Lanthanum cobaltite
- Names: Other names Lanthanum cobalt oxide

Identifiers
- CAS Number: 12016-86-3;
- 3D model (JSmol): Interactive image;
- ECHA InfoCard: 100.234.921
- EC Number: 807-340-6;
- PubChem CID: 167713694;

Properties
- Chemical formula: CoLaO_{3}
- Molar mass: 245.836 g·mol^{−1}
- Hazards: GHS labelling:
- Pictograms: GHS07: Exclamation mark GHS08: Health hazard
- Signal word: Warning
- Hazard statements: H302, H317, H319, H335, H351
- Precautionary statements: P201, P202, P261, P264, P271, P272, P280, P302+P352, P304+P340, P305+P351+P338, P308+P313, P321, P333+P313, P337+P313, P362, P403+P233, P405, P501

= Lanthanum cobaltite =

Lanthanum cobaltite is a perovskite with chemical formula LaCoO_{3}. As a solid, the structure LaCoO_{3}, will exist as rhombohedral material at room temperature with ferroelastic properties; though at temperatures above ~900 °C a phase transition to a cubic lattice occurs.
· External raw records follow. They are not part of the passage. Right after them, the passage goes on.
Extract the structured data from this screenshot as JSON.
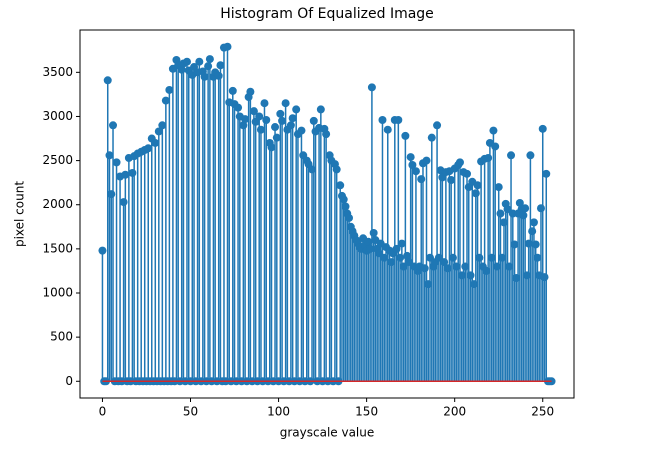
{
  "chart_data": {
    "type": "stem",
    "title": "Histogram Of Equalized Image",
    "x_label": "grayscale value",
    "y_label": "pixel count",
    "color": "#1f77b4",
    "baseline_color": "#d62728",
    "x": [
      0,
      1,
      2,
      3,
      4,
      5,
      6,
      7,
      8,
      9,
      10,
      11,
      12,
      13,
      14,
      15,
      16,
      17,
      18,
      19,
      20,
      21,
      22,
      23,
      24,
      25,
      26,
      27,
      28,
      29,
      30,
      31,
      32,
      33,
      34,
      35,
      36,
      37,
      38,
      39,
      40,
      41,
      42,
      43,
      44,
      45,
      46,
      47,
      48,
      49,
      50,
      51,
      52,
      53,
      54,
      55,
      56,
      57,
      58,
      59,
      60,
      61,
      62,
      63,
      64,
      65,
      66,
      67,
      68,
      69,
      70,
      71,
      72,
      73,
      74,
      75,
      76,
      77,
      78,
      79,
      80,
      81,
      82,
      83,
      84,
      85,
      86,
      87,
      88,
      89,
      90,
      91,
      92,
      93,
      94,
      95,
      96,
      97,
      98,
      99,
      100,
      101,
      102,
      103,
      104,
      105,
      106,
      107,
      108,
      109,
      110,
      111,
      112,
      113,
      114,
      115,
      116,
      117,
      118,
      119,
      120,
      121,
      122,
      123,
      124,
      125,
      126,
      127,
      128,
      129,
      130,
      131,
      132,
      133,
      134,
      135,
      136,
      137,
      138,
      139,
      140,
      141,
      142,
      143,
      144,
      145,
      146,
      147,
      148,
      149,
      150,
      151,
      152,
      153,
      154,
      155,
      156,
      157,
      158,
      159,
      160,
      161,
      162,
      163,
      164,
      165,
      166,
      167,
      168,
      169,
      170,
      171,
      172,
      173,
      174,
      175,
      176,
      177,
      178,
      179,
      180,
      181,
      182,
      183,
      184,
      185,
      186,
      187,
      188,
      189,
      190,
      191,
      192,
      193,
      194,
      195,
      196,
      197,
      198,
      199,
      200,
      201,
      202,
      203,
      204,
      205,
      206,
      207,
      208,
      209,
      210,
      211,
      212,
      213,
      214,
      215,
      216,
      217,
      218,
      219,
      220,
      221,
      222,
      223,
      224,
      225,
      226,
      227,
      228,
      229,
      230,
      231,
      232,
      233,
      234,
      235,
      236,
      237,
      238,
      239,
      240,
      241,
      242,
      243,
      244,
      245,
      246,
      247,
      248,
      249,
      250,
      251,
      252,
      253,
      254,
      255
    ],
    "values": [
      1480,
      0,
      0,
      3410,
      2560,
      2120,
      2900,
      0,
      2480,
      0,
      2320,
      0,
      2030,
      2340,
      0,
      2530,
      0,
      2360,
      2550,
      0,
      2580,
      0,
      2600,
      0,
      2620,
      0,
      2640,
      0,
      2750,
      0,
      2700,
      0,
      2830,
      0,
      2900,
      0,
      3180,
      0,
      3300,
      0,
      3540,
      0,
      3640,
      3580,
      0,
      3530,
      3600,
      0,
      3620,
      3520,
      0,
      3470,
      3560,
      0,
      3500,
      3620,
      0,
      3510,
      3450,
      0,
      3570,
      3650,
      0,
      3450,
      3500,
      0,
      3460,
      3580,
      0,
      3780,
      0,
      3790,
      3160,
      0,
      3290,
      3140,
      0,
      3100,
      3000,
      0,
      2900,
      2970,
      0,
      3220,
      3280,
      0,
      3060,
      2940,
      0,
      3000,
      2850,
      0,
      3150,
      2960,
      0,
      2700,
      2650,
      0,
      2880,
      2760,
      0,
      3030,
      2950,
      0,
      3150,
      2850,
      0,
      2900,
      2980,
      0,
      3080,
      2800,
      0,
      2840,
      2560,
      0,
      2500,
      2460,
      0,
      2400,
      2950,
      2830,
      0,
      2870,
      3080,
      0,
      2860,
      2800,
      0,
      2560,
      2500,
      0,
      2460,
      2400,
      0,
      2220,
      2100,
      2060,
      1980,
      1900,
      1850,
      1750,
      1700,
      1650,
      1600,
      1560,
      1520,
      1500,
      1620,
      1540,
      1480,
      1580,
      1500,
      3330,
      1680,
      1600,
      1500,
      1450,
      1560,
      2960,
      1400,
      1520,
      2850,
      1480,
      1350,
      1450,
      2960,
      1500,
      2960,
      1400,
      1560,
      1300,
      2780,
      1420,
      1350,
      2540,
      2450,
      1300,
      2380,
      1250,
      1300,
      2290,
      2470,
      1280,
      2500,
      1100,
      1400,
      2760,
      1300,
      1350,
      2900,
      1400,
      2390,
      2310,
      1350,
      2370,
      1280,
      2380,
      2280,
      1400,
      2410,
      1300,
      2450,
      2480,
      1200,
      2370,
      1300,
      2350,
      2200,
      1200,
      2260,
      1100,
      2130,
      2220,
      1400,
      2490,
      1300,
      2520,
      1250,
      2530,
      2700,
      1400,
      2840,
      2660,
      1300,
      2200,
      1900,
      1400,
      1800,
      2010,
      1950,
      1300,
      2560,
      1900,
      1550,
      1170,
      1900,
      2020,
      1950,
      1880,
      1960,
      1200,
      1560,
      2560,
      1700,
      1800,
      1550,
      1400,
      1200,
      1960,
      2860,
      1180,
      2350,
      0,
      0,
      0
    ],
    "xlim": [
      -12.75,
      267.75
    ],
    "xticks": [
      0,
      50,
      100,
      150,
      200,
      250
    ],
    "ylim": [
      -189.5,
      3979.5
    ],
    "yticks": [
      0,
      500,
      1000,
      1500,
      2000,
      2500,
      3000,
      3500
    ]
  }
}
It is also common of LaCoO_{3} to be utilized with either dopants or exhibit oxygen non-stoichometry where it may assume the structure La_{1−x}A'_{x}Co_{1−y}B'_{y}O_{3±𝛿} where 𝛿 is some small quantity making this class of perovskites extremely versatile for catalysis, one such commonly utilized material is lanthanum strontium cobalt ferrite otherwise known as LSCF.